La confrontation entre la Chine et Taïwan dure depuis des décennies et constitue l’un des facteurs déterminants des rapports de force dans la région Asie-Pacifique. Bien que les parties n’aient pas encore eu recours directement à la force l’une contre l’autre, la RPC se montre de plus en plus affirmée et explicite dans son refus d’attendre trop longtemps avant de réunifier Taïwan. Compte tenu de ces tendances, les dirigeants du monde démocratique doivent actualiser leurs approches stratégiques de la question Chine-Taïwan.
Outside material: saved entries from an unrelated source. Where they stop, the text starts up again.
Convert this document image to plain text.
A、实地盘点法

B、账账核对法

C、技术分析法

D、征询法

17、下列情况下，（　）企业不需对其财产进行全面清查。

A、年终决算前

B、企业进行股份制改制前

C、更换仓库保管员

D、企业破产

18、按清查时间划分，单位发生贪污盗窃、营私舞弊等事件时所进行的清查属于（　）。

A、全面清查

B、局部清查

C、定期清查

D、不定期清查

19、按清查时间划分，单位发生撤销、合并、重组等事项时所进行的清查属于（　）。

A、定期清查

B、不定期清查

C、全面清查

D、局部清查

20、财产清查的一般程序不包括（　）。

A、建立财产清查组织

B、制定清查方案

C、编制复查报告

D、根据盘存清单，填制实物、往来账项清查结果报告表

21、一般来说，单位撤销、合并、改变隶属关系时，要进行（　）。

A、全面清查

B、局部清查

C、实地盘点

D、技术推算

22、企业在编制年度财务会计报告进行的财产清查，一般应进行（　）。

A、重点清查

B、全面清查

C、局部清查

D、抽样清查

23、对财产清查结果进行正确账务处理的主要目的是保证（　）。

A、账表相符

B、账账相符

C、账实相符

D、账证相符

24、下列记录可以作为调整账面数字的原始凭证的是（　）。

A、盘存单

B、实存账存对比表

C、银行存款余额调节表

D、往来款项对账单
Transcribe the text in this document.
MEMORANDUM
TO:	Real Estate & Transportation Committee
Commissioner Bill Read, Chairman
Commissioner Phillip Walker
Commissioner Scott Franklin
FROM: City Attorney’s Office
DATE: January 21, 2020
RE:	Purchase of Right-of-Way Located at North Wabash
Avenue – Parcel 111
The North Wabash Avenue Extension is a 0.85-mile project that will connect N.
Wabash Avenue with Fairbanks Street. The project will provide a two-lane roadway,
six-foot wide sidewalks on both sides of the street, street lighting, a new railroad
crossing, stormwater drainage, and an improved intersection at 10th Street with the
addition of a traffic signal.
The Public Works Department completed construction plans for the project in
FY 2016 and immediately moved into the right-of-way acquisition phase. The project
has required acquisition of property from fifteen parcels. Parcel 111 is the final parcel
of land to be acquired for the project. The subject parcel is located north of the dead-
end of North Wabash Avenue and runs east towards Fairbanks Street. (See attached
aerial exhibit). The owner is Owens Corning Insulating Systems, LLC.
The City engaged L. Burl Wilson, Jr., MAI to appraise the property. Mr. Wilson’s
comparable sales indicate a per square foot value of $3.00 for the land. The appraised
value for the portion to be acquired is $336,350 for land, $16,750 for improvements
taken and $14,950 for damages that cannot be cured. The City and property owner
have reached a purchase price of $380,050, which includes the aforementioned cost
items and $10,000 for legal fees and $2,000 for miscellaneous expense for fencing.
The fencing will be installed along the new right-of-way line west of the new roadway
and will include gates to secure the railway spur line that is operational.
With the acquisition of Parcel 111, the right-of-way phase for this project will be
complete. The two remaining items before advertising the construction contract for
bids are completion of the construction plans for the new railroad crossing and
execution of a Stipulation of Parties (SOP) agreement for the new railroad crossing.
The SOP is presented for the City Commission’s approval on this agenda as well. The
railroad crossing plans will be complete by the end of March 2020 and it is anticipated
L’Ukraine est aujourd’hui confrontée au même défi. Ses relations avec Taïwan sont depuis longtemps très limitées, mais les événements de 2022 ont révélé le potentiel de la coopération bilatérale. La nation taïwanaise est sensible aux difficultés auxquelles les Ukrainiens sont confrontés dans leur lutte contre un voisin puissant et a exprimé son soutien. Dans le même temps, la Chine continentale a adopté une attitude détachée face aux événements en Ukraine, préférant rester neutre. Cette position de la RPC, ainsi que le fait qu’elle semble préférer se ranger du côté de Moscou plutôt que de Kyiv, ont réduit la confiance des Ukrainiens envers Pékin, qu’ils commencent à considérer davantage comme une menace que comme un allié. Selon une enquête menée par le Transatlantic Dialogue Center et le Sociological Group Rating en juin 2023, plus de 30 % des Ukrainiens considèrent la Chine comme un pays hostile ou plutôt hostile, alors qu’en 2021 ce chiffre ne dépassait pas 10 %. Il est donc grand temps pour Kyiv d’examiner ses liens existants avec la Chine et Taïwan et d’envisager une interaction plus soutenue avec Taipei. C’est pourquoi cet article examinera les perspectives de liens plus étroits entre l’Ukraine et Taïwan ainsi que l’expérience d’autres pays dans leur coopération avec Taipei.
La République de Chine (RDC), ou simplement Taïwan, joue depuis plusieurs décennies un rôle important dans la géopolitique comme dans le développement de l’économie mondiale.
Situé dans la première chaîne d’îles du Pacifique, Taïwan répond à l’objectif stratégique d’endiguer la Chine. Si la RPC prenait le contrôle de l’île, sa puissance navale augmenterait considérablement, ce qui lui permettrait de défier les États-Unis dans le Pacifique et d’exercer un contrôle accru sur la mer de Chine méridionale. Cela entraînerait non seulement l’expansion militaire de Pékin, mais permettrait aussi à la Chine de contrôler les principales routes commerciales maritimes d’Asie de l’Est.
De plus, la RDC est l’un des tigres asiatiques, une puissance économique et un partenaire commercial important. Les Taïwanais sont surtout connus pour leur industrie technologique avancée — production d’ordinateurs, de logiciels, d’intelligence artificielle, etc. Taïwan est également un chef de file dans la production de micropuces, qui font partie intégrante des technologies modernes. La Taiwan Semiconductor Manufacturing Company (TSMC) contrôle plus de la moitié du marché mondial ; les principales économies mondiales dépendent donc des semi-conducteurs produits à Taïwan. Le contrôle de Pékin sur l’île et son industrie accroîtrait la puissance économique de la RPC, déjà considérable.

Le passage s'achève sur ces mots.